I’m not the best at surrendering to things in my life. Even when I say I will, I hold on, most times for dear life to whatever person, place, or thing I am being forced to let go of. I try with all my might to kick against the current, thinking if I just swim hard enough, I will return to the same familiar shore and that person who feels like home will be waiting with open arms to welcome me back on the warm, sandy seaside and we’ll skip on our merry way to the island of nothing ever changes, everything stays the same.
Turns out that island doesn’t exist and if it did, I am almost positive it would be deserted.
Because no one could live there. Always fighting against the past.
I think I need to try surfing, for many different reasons not including the group message a guy at a local bar put me in full of 40 random strangers who occasionally meet up to surf as a gang.

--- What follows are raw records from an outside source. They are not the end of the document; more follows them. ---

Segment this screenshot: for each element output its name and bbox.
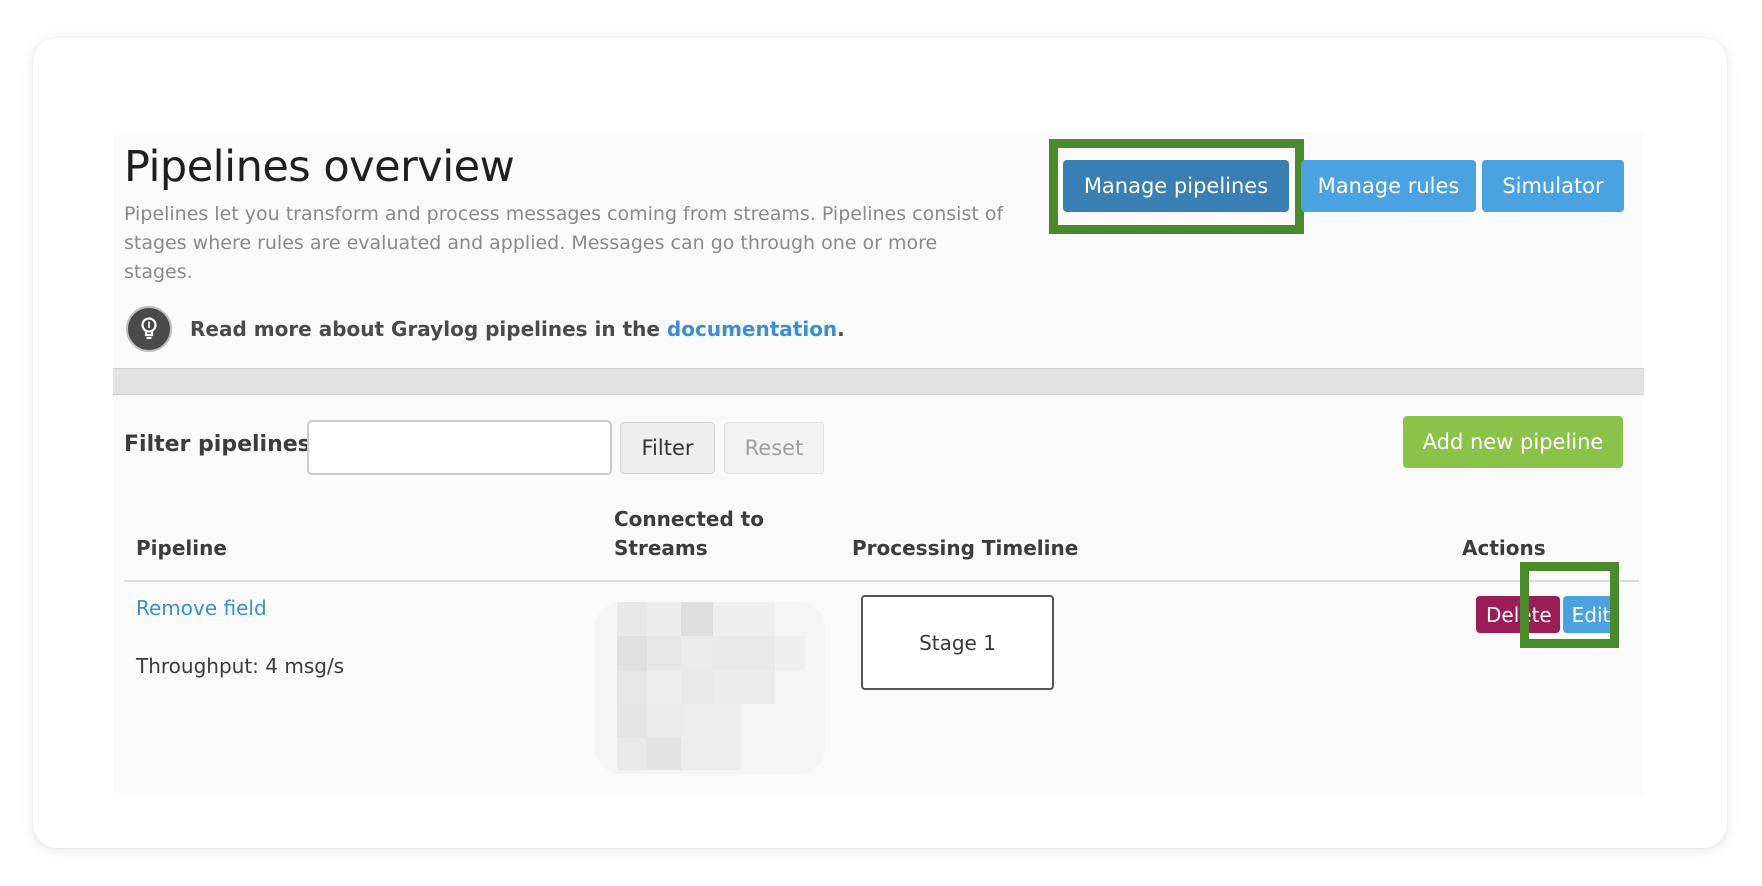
pipeline-name-link[interactable]: Remove field <box>136 596 267 620</box>
column-header-streams-line2: Streams <box>614 536 708 560</box>
manage-pipelines-highlight <box>1049 139 1304 234</box>
documentation-link[interactable]: documentation <box>667 317 837 341</box>
filter-label: Filter pipelines <box>124 432 311 457</box>
simulator-button[interactable]: Simulator <box>1482 160 1624 212</box>
lightbulb-icon <box>126 306 172 352</box>
pipeline-throughput: Throughput: 4 msg/s <box>136 654 345 678</box>
reset-button[interactable]: Reset <box>724 422 824 474</box>
column-header-streams: Connected to Streams <box>614 505 764 563</box>
column-header-actions: Actions <box>1462 536 1546 560</box>
column-header-timeline: Processing Timeline <box>852 536 1079 560</box>
table-header-divider <box>124 580 1639 582</box>
page-description: Pipelines let you transform and process … <box>124 203 1004 283</box>
filter-button[interactable]: Filter <box>620 422 715 474</box>
column-header-pipeline: Pipeline <box>136 536 227 560</box>
page-title: Pipelines overview <box>124 142 515 192</box>
manage-rules-button[interactable]: Manage rules <box>1301 160 1476 212</box>
documentation-tip: Read more about Graylog pipelines in the… <box>126 306 845 352</box>
section-divider <box>113 368 1644 395</box>
stage-box[interactable]: Stage 1 <box>861 595 1054 690</box>
redacted-streams <box>595 602 825 774</box>
filter-input[interactable] <box>307 420 612 475</box>
edit-highlight <box>1520 562 1619 648</box>
column-header-streams-line1: Connected to <box>614 507 765 531</box>
tip-text: Read more about Graylog pipelines in the… <box>190 317 845 341</box>
add-new-pipeline-button[interactable]: Add new pipeline <box>1403 416 1623 468</box>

I need to try surfing because I am a natural born swimmer. Who loves water. Who is so unafraid of water, yet entirely always fearful of change.
I feel like all my spilled water this week actually was a premonition. But not the nefarious, malevolent kind.
It was my sign to start actually riding the wave. This life wave. To stop beating and hoping and fighting for cease, boring, half-hearted change. But rather releasing into the flow.
I’d like to think it’s no coincidence that when I pulled into my driveway this evening the last song to come on shuffle was called “Monsoon.”
Here’s to riding the wave.
Oh, what a scary and exhilarating ride it will be.